Divorce has been a recurring theme for this last year or so of my life. It has affected my friends, my family, my pastimes, and has been much on my mind. As my friend Jamie Cole might say, "Divorce reeketh."
Not all of this divorce has been literal. In fact, the only literal divorce of the bunch was between a couple I was in school with at Tennessee Tech. She was one of my best friends and graduate school study partners. I knew them while they dated, and spent a lot of late nights as we all studied together. I can hardly ever hear a Jimmy Buffet song without thinking of him (he had all the albums, and they were typically the study music). He became very unhappy in the relationship, and moved out. "They got a divorce as a matter of course, and departed the closest of friends." He went to California to find himself, I think. I hope he was there when he got there!
I haven't had much communication with him through all this, but I've been in touch with her, and gotten at least some idea of the fun of it all. A hint; there's not much fun. It makes me question why I'd ever contemplate marriage. What if she left me, just because she didn't want to be with me (the potentially married to me she, if there were such a creature)? I don't believe I could remarry in that case, as a matter of faith. So how could I take care of the kids? How could I deal with the anger, shame, frustration, reproach, pity, and loss? Is the risk worth it, with the kind of odds I'm playing to in this day, in this culture?
About the same time this was happening, my brother and his wife separated. They aren't actually divorced, at least not yet, but they aren't living together, and have no immediate plans to get back together. Christmas was at Ron's house this year. It was strange without her. Is the situation affecting Alan, their son? I don't think there's any question about it.
Another case that was closer to home (certainly so geographically), was with my dance group. For some time the group has been nominally led by a steering committee made up of all the dancers interested enough to show up for very occasional meetings; the steering committee was formed by the couple that had kept things going for years, and it really started steering when they moved off to Atlanta. I began editing the newsletter shortly before they left, and was a part of the committee. I say the steering committee nominally led because much of the day-to-day operation of the group was done by volunteers who just did things. Especially the callers had a lot of autonomy for arranging the dances they called.

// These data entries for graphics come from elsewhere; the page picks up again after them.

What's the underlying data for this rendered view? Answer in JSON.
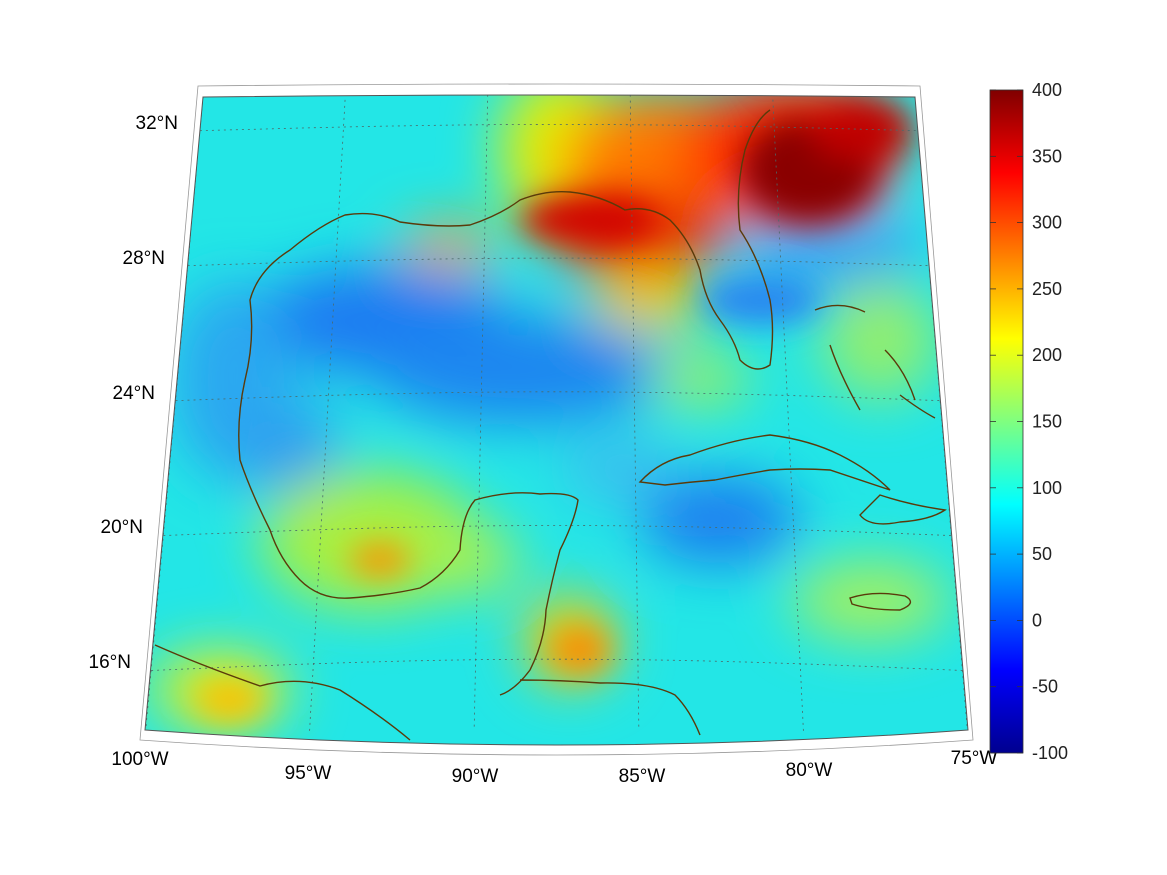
{
  "map": {
    "projection": "conic",
    "lon_range": [
      -100,
      -75
    ],
    "lat_range": [
      14,
      33
    ],
    "graticule_lons": [
      -100,
      -95,
      -90,
      -85,
      -80,
      -75
    ],
    "graticule_lats": [
      16,
      20,
      24,
      28,
      32
    ],
    "lon_labels": [
      "100°W",
      "95°W",
      "90°W",
      "85°W",
      "80°W",
      "75°W"
    ],
    "lat_labels": [
      "16°N",
      "20°N",
      "24°N",
      "28°N",
      "32°N"
    ],
    "coastline_color": "#5a3a0a",
    "ocean_base_color": "#23e6e6"
  },
  "colorbar": {
    "colormap": "jet",
    "min": -100,
    "max": 400,
    "ticks": [
      "400",
      "350",
      "300",
      "250",
      "200",
      "150",
      "100",
      "50",
      "0",
      "-50",
      "-100"
    ]
  }
}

One of the callers, Fred, was a particularly hard worker. He kept the sound system at his place, and carried it to all the dances for setting up. He had a lot of very particular ideas on how things should be done; the exact way a speaker should be set up, or a cable rolled, the way an advertisement should be done, etc. The steering committee pretty much let him have his way in exchange for all the work he did. We weren't always real happy with the results, but it meant we got to dance without worrying about all the details, and avoided confrontation. At least that worked until Fred decided to dissolve the Senate...
That's the steering committee, I mean. It's not quite this simple, but basically Fred decided since he was doing all the work (in his opinion), the dance belonged to him. The North Alabama Country Dance Society (NACDS) was dancing in two different places by this time, with one being pretty much totally run by Fred, the other being more of a group effort. Fred chose a separation where he took the sound system and two dances, leaving us with the bank account and one dance. And hurt feelings and confused dancers. After many meetings, discussions, recriminations, and e-mail messages, the result has been an official break between Fred and NACDS, negotiation for custody of part of the sound system, and a reorganization of NACDS into an official group with officers and by-laws and such to prevent such a mess from happening again. I'm now the group's official Treasurer, and unofficial Internet geek.
I realize this all sounds pretty silly if you're not involved. But the whole situation was remarkably painful, much like a divorce or a church split.
The final divorce, and the most personal one, was between me and my dissertation. After years of working, fretting, worrying, and praying (all in varying proportions through the years), I finally came to the decision to cease work on my Ph.D. program. The official date would be April 12, when I talked to my advisor, Dr. Grigsby. With the dance group I was on the side of the dumped. In this case I was the dumper. While I was never officially married to my dissertation, there was certainly a level of commitment and sacrifice there. We lived together for 7 years, so perhaps common law marriage was in effect! Okay, I didn't work quite that long on the dissertation, but I had been working longer than 7 years on the degree. I felt a great deal of guilt in the desertion. Partly due to all of the investment of time and effort -- perhaps more so by the fear that I'm learning how to abandon commitments. Another reason to fear marriage, experience in running from problems. This is not a relationship skill I need to reinforce, at least not if marriage is a potential result. I do regret the effort wasted, but I'm glad the decision is made. I'm already enjoying work more than I have in years, even though the repercussions of the decision aren't all in on the work front.